A campanha do candidato ao governo de Santa Catarina pelo PT, Décio Lima, usou na propaganda eleitoral gratuita, no sábado (22), o áudio de uma conversa em que o empresário Luciano Hang diz ao secretário estadual da Fazenda, Paulo Eli, para demitir e atrasar os salários de professores em troca de benefícios fiscais.

Segundo o dono da Havan, apoiador de Jair Bolsonaro (PL), o áudio é de 2018 e a fala foi descontextualiza.

Conforme o empresário, que apoia o candidato Jorginho Mello (PL) ao governo catarinense, a conversa ocorreu durante uma reunião em abril de 2018. No episódio, segundo Hang, alguns empresários da indústria têxtil se reuniram com o secretário para informar que não aceitavam aumento de 5% que o estado queria colocar sobre a alíquota do setor.

Na época, o Estado vivia uma crise fiscal, e a Fazenda alegava risco de atraso no pagamento do funcionalismo público.

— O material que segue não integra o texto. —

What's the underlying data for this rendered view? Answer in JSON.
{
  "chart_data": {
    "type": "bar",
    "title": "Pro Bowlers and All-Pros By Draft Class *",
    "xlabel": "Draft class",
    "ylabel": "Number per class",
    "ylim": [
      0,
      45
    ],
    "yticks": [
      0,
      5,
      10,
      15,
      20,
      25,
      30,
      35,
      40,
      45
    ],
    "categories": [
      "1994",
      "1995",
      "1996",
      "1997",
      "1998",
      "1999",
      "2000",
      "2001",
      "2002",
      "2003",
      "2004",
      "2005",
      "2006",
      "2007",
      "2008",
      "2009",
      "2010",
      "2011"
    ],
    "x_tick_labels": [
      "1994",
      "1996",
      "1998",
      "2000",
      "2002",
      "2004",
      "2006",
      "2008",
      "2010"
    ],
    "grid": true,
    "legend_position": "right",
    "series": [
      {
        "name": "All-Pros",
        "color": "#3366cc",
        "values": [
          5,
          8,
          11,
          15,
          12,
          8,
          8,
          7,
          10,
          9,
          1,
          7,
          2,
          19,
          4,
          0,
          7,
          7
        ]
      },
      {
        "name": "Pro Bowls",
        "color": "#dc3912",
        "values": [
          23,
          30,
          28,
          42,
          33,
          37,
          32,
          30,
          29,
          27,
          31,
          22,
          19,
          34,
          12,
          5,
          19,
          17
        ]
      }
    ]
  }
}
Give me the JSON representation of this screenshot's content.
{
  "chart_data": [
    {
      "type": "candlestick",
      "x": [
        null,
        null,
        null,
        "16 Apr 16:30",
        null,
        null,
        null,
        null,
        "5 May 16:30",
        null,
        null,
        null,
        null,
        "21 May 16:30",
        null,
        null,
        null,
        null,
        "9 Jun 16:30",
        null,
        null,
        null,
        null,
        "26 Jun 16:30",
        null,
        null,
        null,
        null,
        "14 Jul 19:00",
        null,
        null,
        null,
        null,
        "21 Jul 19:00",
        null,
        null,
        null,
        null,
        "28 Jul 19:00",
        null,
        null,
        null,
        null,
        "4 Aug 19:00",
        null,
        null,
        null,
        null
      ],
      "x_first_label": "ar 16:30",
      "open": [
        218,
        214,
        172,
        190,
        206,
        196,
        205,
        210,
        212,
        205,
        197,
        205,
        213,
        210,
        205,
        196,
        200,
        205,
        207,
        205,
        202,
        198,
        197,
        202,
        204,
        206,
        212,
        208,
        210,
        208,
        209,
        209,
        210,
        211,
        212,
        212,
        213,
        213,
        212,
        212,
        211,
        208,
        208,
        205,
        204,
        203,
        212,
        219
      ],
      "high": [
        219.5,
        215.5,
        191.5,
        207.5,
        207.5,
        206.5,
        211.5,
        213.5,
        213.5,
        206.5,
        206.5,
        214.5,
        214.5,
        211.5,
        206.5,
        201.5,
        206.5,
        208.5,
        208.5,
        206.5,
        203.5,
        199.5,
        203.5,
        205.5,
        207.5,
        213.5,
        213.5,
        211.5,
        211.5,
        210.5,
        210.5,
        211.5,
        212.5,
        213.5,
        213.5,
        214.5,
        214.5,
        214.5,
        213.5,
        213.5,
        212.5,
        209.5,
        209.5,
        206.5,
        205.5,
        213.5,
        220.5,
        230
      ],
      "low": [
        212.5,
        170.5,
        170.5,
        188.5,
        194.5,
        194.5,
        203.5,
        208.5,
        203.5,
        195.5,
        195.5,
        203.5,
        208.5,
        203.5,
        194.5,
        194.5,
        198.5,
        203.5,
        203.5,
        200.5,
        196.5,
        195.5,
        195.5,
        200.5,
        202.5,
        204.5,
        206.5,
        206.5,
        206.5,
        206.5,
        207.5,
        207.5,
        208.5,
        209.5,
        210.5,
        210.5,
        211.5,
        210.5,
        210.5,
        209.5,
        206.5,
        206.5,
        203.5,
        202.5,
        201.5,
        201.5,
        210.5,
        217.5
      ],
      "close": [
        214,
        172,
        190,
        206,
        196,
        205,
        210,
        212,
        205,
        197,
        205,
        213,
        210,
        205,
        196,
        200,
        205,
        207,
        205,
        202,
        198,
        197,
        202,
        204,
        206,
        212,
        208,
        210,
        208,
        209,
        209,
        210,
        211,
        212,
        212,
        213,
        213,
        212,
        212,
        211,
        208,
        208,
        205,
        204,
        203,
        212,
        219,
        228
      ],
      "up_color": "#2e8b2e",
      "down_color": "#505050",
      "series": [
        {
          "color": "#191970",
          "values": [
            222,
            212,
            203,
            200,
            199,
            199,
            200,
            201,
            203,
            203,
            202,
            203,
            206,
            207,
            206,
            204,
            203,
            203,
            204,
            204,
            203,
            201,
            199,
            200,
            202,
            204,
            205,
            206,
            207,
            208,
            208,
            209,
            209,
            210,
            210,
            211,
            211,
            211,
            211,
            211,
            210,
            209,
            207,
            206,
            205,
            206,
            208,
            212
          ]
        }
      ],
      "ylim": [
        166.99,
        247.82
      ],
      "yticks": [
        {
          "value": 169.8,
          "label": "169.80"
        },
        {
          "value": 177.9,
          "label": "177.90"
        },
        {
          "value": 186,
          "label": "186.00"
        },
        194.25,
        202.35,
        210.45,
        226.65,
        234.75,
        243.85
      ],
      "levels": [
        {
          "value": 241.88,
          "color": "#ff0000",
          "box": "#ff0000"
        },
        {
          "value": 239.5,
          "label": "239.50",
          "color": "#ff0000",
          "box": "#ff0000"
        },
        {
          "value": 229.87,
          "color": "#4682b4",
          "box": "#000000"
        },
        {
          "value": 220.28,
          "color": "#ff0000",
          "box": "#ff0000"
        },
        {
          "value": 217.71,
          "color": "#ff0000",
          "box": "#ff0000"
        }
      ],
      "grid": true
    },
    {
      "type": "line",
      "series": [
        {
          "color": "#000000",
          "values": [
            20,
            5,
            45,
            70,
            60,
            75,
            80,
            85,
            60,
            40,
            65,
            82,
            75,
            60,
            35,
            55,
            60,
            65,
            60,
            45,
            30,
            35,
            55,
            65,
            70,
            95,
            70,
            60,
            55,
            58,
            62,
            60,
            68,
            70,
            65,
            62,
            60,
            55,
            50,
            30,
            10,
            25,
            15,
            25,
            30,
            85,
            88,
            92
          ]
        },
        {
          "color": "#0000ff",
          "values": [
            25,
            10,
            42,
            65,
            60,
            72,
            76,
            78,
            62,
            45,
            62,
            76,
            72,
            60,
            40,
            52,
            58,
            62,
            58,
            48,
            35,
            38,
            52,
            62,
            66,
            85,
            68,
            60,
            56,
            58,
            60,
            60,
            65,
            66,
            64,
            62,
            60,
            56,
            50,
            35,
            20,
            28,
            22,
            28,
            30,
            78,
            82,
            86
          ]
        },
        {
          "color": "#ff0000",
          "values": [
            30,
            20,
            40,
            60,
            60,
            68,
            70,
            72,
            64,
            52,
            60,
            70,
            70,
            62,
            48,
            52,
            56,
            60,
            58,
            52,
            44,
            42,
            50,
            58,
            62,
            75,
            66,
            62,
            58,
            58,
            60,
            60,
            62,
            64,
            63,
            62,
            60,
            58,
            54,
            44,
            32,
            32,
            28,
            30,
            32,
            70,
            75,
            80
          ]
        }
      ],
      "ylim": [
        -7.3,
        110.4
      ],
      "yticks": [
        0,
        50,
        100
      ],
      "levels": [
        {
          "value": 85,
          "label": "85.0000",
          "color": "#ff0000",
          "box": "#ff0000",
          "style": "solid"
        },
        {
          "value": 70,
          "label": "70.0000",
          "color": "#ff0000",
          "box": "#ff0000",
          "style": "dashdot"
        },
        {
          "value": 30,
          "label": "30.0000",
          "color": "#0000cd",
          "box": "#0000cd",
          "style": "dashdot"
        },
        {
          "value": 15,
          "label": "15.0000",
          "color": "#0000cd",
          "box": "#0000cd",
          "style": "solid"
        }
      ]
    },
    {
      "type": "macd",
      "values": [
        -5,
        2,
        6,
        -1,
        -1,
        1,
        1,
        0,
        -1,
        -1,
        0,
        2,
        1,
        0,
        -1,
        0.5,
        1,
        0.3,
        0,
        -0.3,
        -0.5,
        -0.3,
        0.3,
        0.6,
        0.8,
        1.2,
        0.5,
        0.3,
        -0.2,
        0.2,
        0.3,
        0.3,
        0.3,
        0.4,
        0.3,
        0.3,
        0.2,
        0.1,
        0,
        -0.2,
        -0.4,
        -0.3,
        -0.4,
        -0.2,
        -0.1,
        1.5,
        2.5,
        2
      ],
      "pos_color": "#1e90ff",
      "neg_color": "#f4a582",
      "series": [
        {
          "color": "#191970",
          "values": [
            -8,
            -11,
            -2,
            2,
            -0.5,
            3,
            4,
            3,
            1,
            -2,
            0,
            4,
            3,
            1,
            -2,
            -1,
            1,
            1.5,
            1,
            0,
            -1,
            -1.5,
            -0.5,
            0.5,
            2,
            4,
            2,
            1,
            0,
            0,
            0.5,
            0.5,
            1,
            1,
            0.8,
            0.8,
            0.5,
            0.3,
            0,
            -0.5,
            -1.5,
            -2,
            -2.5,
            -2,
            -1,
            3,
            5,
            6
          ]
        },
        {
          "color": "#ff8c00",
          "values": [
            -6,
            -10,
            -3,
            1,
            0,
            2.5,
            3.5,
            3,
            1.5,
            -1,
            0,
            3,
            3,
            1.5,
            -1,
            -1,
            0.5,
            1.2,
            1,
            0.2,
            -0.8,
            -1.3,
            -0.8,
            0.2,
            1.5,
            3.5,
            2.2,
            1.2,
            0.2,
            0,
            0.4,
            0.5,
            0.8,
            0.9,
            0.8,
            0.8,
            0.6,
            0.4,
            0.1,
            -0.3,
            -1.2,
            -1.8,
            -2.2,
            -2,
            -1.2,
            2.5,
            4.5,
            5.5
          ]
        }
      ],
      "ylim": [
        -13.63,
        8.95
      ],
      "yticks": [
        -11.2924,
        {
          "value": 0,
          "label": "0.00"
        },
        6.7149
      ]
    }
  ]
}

Procurados neste domingo (23) pelo g1 SC, os partidos de Décio Lima e Jorginho Mello afirmaram que não vão se manifestar sobre o caso.

Já Paulo Eli, secretário da Fazenda do estado desde 2018, respondeu no sábado que não lembra da reunião, e que teve muitos encontros com setores econômicos. Afirmou, também, que o trecho pode estar fora de contexto. No trecho divulgado pelo PT , o secretário é o primeiro a falar

Paulo Eli: Eu tenho que pagar os salários dos professores. Estou na iminência de atrasar salários.

Luciano Hang: Atrasa os salários. Paulo, você vai me desculpar. Atrasa os salários, demita. (ao fundo, é possível outra voz repetir a frase “atrasa os salários”).

Eli: Não, eu quero o imposto das lojas.

Hang: Vocês estão pensando só no imposto de vocês para pagar o diabo dos professores. Demite a metade.

O que disse Luciano Hang
“O dono da Havan lamenta que tenham vazado apenas uma parte da reunião, tirando de contexto tudo o que foi tratado naquela ocasião. Deveriam ter divulgado a reunião toda, pois daí entenderiam a discussão que tivemos para não deixar aumentar alíquota da indústria têxtil. Eu, como comerciante, posso comprar de qualquer estado ou lugar do mundo, mas, naquele dia, estava lá como catarinense, lutando pelos empregos da nossa população. Quando aumenta carga tributária nos estados, os investimentos vão para outros lugares e não é isso que queremos que aconteça em Santa Catarina”, afirma.